As the headline tells you, NFL Network’s Charlie Casserly gave his opinion for the Pittsburgh Steelers biggest weaknesses coming into 2016. And though this isn’t a perfect team, and his selections not terrible, his reasoning was a little questionable.
For the offense, he pointed to the need to overcome the loss of Martavis Bryant. But apparently, Casserly thinks Bryant is only suspended for four games. This is what he said in reference to expecting Sammie Coates to step up in his absence.
“From that point of view, [Coates will] take care the loss of Bryant for four games. Making the defense depend the deep ball.”
Obviously, Bryant is out for the entire season, not the first month. He’s getting things confused with last year’s suspension. Being unable to remember what the length of a player’s suspension is a criticism to the player himself but this is a bad look from Casserly.
Facts aside, he is at least right to point out the potential Coates has.

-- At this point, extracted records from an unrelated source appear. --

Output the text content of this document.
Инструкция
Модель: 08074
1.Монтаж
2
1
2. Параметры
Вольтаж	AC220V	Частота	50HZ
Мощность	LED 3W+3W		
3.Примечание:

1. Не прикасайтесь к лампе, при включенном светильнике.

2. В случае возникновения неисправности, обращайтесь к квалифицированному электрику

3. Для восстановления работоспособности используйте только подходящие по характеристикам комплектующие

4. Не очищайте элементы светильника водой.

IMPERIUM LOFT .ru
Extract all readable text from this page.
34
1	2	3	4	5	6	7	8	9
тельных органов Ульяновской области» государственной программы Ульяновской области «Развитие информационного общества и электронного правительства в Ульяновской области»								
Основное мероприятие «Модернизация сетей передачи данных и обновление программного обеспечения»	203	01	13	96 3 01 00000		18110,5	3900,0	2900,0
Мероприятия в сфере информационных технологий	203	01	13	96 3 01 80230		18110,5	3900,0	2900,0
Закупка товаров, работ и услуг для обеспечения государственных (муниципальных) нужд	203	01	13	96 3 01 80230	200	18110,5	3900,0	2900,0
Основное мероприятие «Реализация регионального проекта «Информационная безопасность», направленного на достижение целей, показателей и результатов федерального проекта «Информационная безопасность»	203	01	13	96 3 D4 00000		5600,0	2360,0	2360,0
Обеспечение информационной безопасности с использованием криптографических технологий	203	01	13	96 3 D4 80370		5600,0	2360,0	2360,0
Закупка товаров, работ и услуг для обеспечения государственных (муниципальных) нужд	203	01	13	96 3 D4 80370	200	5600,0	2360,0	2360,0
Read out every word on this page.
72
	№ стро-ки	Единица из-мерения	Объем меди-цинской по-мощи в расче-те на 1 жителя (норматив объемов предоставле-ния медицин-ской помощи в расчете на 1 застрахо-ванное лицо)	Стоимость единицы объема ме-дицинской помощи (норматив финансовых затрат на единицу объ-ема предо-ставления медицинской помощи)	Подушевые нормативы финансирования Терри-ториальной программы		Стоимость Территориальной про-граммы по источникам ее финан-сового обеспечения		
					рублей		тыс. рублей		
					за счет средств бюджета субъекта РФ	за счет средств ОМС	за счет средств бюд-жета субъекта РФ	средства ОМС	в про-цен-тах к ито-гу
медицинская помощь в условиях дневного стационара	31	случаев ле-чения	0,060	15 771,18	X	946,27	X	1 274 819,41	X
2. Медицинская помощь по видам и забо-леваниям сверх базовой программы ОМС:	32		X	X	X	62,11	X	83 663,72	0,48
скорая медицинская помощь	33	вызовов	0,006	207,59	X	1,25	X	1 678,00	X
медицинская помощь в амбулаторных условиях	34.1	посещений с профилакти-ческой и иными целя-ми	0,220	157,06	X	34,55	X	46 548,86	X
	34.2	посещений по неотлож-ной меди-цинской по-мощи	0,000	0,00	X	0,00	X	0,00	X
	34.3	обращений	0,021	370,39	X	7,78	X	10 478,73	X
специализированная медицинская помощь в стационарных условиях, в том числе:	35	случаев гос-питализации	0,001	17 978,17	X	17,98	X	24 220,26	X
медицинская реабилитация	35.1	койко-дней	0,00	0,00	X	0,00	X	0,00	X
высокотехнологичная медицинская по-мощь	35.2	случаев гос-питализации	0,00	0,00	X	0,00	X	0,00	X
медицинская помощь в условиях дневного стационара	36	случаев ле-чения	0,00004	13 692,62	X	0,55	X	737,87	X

But that’s all it is right now – potential.
Defensively, Casserly went for the area most pundits focus in on. The secondary. He called that the biggest issue defensively.
“Pass defense. Woah, 30th in the league. Not very strong in that area.”
But what Casserly, and so many others, conflate is pass defense for pass yards. Yards is just a component, an aggregate one at that, and there are so many other components that factor in. As we’ve written before, when you look at pass yards per attempt, the Steelers finished a more respectable – though not ideal – 17th. The fact the run defense was stellar and the team’s ability to play with the lead forced teams to pass more often, obviously increasing the yards per game.
Casserly did make mention of the Steelers’ draft moves, bringing in Artie Burns and Sean Davis. Those were two picks he liked. On Burns, he admired “his size, he’s a physical press corner,” and for Davis, he liked his overall “cover ability.” While he was a fan of both picks, he added the caveat both those players may not see significant snaps until the end of the season.
That is a likely scenario, at best, for Burns, but Davis could make an immediate impact as a dime safety.
The ensuring conversation with the NFLN panel led to comments like one analyst implying the Steelers didn’t create enough turnovers last season. The reality is they finished tied for 6th with 17 interceptions and tied for 4th with 13 fumble recoveries. Two of those interceptions were returned for touchdowns. Antwon Blake’s against San Diego and William Gay’s against Cincinnati.
It is, if anything, a real highlight from that group last season.
Again, while the overall sentiment of a secondary weakness is reasonable, the overall perception and reasoning misses the mark.